Actually, this might end up being an almost reasonable, if banal and predictable, lame sequel to Taxi Driver. I could almost see this kind of story being made. Oh well: I tried to make it silly and stupid enough to be funny, but like Travis Bickle, I guess I was sidetracked by things beyond my control. (But you know, what might make a decent story for a Taxi Driver sequel would be to have a middle-aged Travis Bickle work as a livery cab or limo driver, and he gets hired to be a driver for some Wall St. investment firm that screws a bunch of people out of their retirement, and Travis sees this affect and devastate people while the bankers live it up in the lap of luxury, so he decides to make them pay for it, using his job with the firm as a way to get into the building, etc. That might work pretty well, and remain in character with the previous movie. Except that in this case, Travis would become a folk hero, rather than the psychotic sociopath he really is.
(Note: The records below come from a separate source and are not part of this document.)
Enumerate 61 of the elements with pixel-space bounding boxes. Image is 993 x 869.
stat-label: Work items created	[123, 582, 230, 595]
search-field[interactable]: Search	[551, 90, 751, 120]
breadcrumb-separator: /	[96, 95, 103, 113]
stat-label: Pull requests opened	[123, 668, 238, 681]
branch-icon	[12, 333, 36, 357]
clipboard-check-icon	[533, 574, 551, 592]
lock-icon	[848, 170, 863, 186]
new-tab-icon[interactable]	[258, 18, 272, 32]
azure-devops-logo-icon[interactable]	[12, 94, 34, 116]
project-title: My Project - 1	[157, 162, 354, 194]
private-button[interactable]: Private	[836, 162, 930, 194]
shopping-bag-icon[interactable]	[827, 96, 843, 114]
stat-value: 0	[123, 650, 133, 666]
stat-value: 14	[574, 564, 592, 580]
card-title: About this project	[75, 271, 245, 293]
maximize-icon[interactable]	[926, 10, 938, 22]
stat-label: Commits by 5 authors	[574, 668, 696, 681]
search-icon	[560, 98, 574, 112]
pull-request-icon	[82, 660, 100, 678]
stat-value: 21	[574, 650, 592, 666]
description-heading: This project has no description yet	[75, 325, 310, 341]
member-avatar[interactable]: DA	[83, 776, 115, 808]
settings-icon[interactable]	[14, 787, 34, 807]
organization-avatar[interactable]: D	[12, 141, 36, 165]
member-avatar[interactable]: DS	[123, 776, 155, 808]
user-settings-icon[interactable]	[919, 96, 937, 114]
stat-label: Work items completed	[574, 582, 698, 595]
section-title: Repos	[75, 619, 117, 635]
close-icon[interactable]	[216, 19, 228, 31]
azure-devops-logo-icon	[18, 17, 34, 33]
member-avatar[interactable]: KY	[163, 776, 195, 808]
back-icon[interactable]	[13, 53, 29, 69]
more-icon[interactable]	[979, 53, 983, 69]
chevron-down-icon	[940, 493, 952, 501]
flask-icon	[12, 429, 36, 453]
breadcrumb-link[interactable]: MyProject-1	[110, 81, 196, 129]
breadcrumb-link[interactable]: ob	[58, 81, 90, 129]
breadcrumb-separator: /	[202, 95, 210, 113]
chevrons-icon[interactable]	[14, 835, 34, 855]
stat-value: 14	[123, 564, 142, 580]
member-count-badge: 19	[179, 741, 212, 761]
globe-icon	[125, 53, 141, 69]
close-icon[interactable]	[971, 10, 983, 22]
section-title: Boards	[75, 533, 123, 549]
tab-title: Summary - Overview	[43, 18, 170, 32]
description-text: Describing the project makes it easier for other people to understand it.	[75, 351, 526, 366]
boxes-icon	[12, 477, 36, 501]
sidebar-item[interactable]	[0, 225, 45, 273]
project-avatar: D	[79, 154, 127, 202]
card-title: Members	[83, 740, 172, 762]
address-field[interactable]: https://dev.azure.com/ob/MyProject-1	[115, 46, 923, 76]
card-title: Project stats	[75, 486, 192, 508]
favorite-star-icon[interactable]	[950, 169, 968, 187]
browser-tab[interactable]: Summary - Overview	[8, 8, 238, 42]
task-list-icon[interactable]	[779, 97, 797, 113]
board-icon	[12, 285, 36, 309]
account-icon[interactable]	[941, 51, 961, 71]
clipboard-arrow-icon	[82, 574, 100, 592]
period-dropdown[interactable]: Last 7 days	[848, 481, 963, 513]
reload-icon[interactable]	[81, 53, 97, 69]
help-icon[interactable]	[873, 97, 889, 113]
And that might be a dangerous example to set.)

(BTW: One of the things for me that makes Taxi Driver so great is how Travis claims in writing before the assassination attempt on Senator Palpatine, um, I mean, uh, Palantine, that this is his destiny, and everything has been leading up to this. Then, when he goes to do it, he’s chased off by the Secret Service guys, he runs away, and then his life takes an entirely new sidetracked track (forgetting all about his so-called destiny), whereupon he’s declared a “hero”. This really shows how lives can change in an instant by some unexpected occurrence, and how we can sometimes be just moved around by things completely beyond our control despite our most insistently stubborn efforts. And villains can become heroes, and vice versa, sometimes just by accident. That rings so true, especially in this world full of people saying: “You can be anything you want to be.” With a lot of luck, hard work and talent, maybe you can be anything you want to be; but it’s certainly not guaranteed, no matter what people say.)

Also, I find it odd that John Hinkley said he shot President Reagan to impress Jodie Foster, when Travis Bickle clearly intended to shoot Senator Palantine to impress Cybill Shepherd. So shouldn’t he have said he was trying to impress Cybill Shephard? If he wanted to impress Jodie Foster, wouldn’t it have made more sense to try to shoot a pimp? I mean, if we’re talking about Taxi Driver as being the motivating factor here. But you know, he was found not guilty by reason of insanity, so maybe he didn’t follow the plot so well. In fact, and I haven’t thought of this before right now, maybe if he had shown correct logic according to the movie’s plot, he would have been found guilty, and by mixing up the characters and so forth, perhaps Hinckley was able to pull the wool over the jury’s eyes (or at least his legal team may have). Who knows?